According to the report, casino management – even though they have denied it – were fully aware of the connections between VIP operators and the underworld. “We were given the chance to run a VIP room because my brother-in-law had a reputation in the triad underworld,” one former VIP contractor said.

According to a member of the 14K triad also interviewed for the study, most VIP-room contractors “are triads or businessmen with a triad background ... The casino management would select the most powerful triads, based on a couple of factors including money, triad, reputation and ability to mobilise manpower”.

Unlike in the old days, there is a mutual understanding among casino management and triads that harmony is needed.

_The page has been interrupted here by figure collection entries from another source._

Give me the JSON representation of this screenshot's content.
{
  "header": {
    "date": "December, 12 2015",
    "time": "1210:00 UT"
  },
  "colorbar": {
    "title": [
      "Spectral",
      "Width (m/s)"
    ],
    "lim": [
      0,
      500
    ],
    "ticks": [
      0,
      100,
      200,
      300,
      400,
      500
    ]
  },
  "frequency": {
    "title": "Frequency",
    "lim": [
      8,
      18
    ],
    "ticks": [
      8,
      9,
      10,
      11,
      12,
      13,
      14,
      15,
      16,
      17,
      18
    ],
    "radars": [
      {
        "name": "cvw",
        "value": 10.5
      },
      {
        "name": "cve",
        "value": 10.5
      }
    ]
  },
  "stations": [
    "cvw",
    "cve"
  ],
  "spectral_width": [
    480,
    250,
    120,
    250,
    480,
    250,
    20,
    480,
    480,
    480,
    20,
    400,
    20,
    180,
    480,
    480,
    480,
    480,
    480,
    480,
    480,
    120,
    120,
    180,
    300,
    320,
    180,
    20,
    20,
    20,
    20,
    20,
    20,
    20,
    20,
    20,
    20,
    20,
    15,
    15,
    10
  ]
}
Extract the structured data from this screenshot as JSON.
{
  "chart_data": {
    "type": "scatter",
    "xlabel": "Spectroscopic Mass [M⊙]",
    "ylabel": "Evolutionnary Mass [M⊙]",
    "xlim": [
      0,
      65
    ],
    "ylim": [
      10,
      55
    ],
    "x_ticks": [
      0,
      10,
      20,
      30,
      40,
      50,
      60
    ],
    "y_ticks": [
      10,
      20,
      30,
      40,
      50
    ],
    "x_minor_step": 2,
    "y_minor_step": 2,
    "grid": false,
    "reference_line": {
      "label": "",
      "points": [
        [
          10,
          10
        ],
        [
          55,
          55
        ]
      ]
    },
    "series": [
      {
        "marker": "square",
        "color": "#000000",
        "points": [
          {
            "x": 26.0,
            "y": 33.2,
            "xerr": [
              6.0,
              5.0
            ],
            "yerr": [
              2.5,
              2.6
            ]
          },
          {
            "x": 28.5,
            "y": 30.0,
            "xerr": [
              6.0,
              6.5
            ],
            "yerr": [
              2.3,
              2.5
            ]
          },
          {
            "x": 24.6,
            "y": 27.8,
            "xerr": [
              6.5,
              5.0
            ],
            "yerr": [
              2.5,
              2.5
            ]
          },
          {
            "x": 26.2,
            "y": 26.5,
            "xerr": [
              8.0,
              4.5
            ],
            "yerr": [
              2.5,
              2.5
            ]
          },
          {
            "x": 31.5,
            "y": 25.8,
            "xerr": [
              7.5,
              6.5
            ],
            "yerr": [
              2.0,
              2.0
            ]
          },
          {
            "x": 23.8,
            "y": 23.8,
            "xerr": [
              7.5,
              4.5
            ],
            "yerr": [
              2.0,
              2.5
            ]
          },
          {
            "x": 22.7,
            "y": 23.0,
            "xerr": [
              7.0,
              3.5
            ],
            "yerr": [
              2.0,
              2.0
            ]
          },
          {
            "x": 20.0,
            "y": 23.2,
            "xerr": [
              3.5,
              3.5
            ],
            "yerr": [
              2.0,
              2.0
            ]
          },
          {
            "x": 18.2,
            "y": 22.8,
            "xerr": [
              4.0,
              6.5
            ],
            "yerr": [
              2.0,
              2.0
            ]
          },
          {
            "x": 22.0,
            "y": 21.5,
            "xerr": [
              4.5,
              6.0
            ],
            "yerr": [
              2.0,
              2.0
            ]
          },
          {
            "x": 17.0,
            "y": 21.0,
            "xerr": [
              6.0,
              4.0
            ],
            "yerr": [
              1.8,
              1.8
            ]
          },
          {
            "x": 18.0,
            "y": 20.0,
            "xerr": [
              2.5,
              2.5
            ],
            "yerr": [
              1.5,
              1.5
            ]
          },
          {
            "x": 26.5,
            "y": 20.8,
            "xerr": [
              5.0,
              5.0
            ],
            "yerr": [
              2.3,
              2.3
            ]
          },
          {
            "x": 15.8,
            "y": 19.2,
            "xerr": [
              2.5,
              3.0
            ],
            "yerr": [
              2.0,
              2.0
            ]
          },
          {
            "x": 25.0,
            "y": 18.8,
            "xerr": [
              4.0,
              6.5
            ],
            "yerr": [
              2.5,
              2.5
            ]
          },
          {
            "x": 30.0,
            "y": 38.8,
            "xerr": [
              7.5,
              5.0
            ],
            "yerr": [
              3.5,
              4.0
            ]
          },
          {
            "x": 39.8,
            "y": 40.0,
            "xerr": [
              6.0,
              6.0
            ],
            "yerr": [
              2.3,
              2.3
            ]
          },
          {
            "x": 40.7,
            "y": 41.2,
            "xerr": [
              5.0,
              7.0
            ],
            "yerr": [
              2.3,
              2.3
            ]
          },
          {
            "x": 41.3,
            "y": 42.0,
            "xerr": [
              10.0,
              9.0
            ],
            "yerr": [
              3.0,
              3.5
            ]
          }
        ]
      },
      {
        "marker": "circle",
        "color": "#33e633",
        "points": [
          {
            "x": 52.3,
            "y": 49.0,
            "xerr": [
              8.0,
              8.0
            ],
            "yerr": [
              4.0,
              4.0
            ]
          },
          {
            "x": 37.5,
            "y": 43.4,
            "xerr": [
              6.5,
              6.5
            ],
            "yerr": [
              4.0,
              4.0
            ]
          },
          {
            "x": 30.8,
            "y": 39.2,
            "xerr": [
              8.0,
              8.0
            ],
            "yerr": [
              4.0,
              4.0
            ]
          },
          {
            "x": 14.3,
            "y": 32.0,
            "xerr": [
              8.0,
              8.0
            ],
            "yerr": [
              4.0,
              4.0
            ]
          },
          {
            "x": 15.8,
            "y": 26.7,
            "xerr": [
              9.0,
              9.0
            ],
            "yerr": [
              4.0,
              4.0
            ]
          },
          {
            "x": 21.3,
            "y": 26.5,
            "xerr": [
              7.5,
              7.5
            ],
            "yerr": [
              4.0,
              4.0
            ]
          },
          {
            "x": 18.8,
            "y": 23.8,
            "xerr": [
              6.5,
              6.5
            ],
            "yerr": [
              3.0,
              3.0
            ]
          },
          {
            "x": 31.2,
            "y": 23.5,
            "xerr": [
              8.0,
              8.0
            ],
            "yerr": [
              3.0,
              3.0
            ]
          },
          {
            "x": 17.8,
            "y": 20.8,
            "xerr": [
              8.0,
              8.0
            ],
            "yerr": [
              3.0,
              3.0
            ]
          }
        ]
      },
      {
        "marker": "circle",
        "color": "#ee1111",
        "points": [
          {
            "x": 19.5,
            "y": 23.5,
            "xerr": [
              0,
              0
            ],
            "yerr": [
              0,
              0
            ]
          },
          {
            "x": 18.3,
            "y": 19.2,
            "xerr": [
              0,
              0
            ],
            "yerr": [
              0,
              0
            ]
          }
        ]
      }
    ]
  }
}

VIP rooms are described in the study as “bank-like” business enterprises. A junket must provide hotels, transport, loans and sex services. High-rollers are ­expected to spend at least HK$500,000 per trip in a room.

The research said different VIP rooms had customers who come from different provinces on the mainland, which meant that triads these days needed to have spokespersons there.

This new enterprise model has brought a number of difficulties as VIP operators seem to have gradually lost control over middlemen, resulting in cases of fraud.

“ Nowadays, it is not easy to operate a VIP room as it needs soft skills,” a former VIP contracter said. “It is not simply about fighting. We need to find gamblers from the mainland. We need to give them credit. At the same time, we worry that we cannot collect the debt,” he said.

Macau’s Gaming Inspection and Coordination Bureau said it was not aware of triads operating in VIP rooms. “So far we have not verified any triads selected by casinos or working with junkets,” Macau’s top casino regulator told news agency Lusa, adding that “appropriate measures” would be taken if irregularities were found.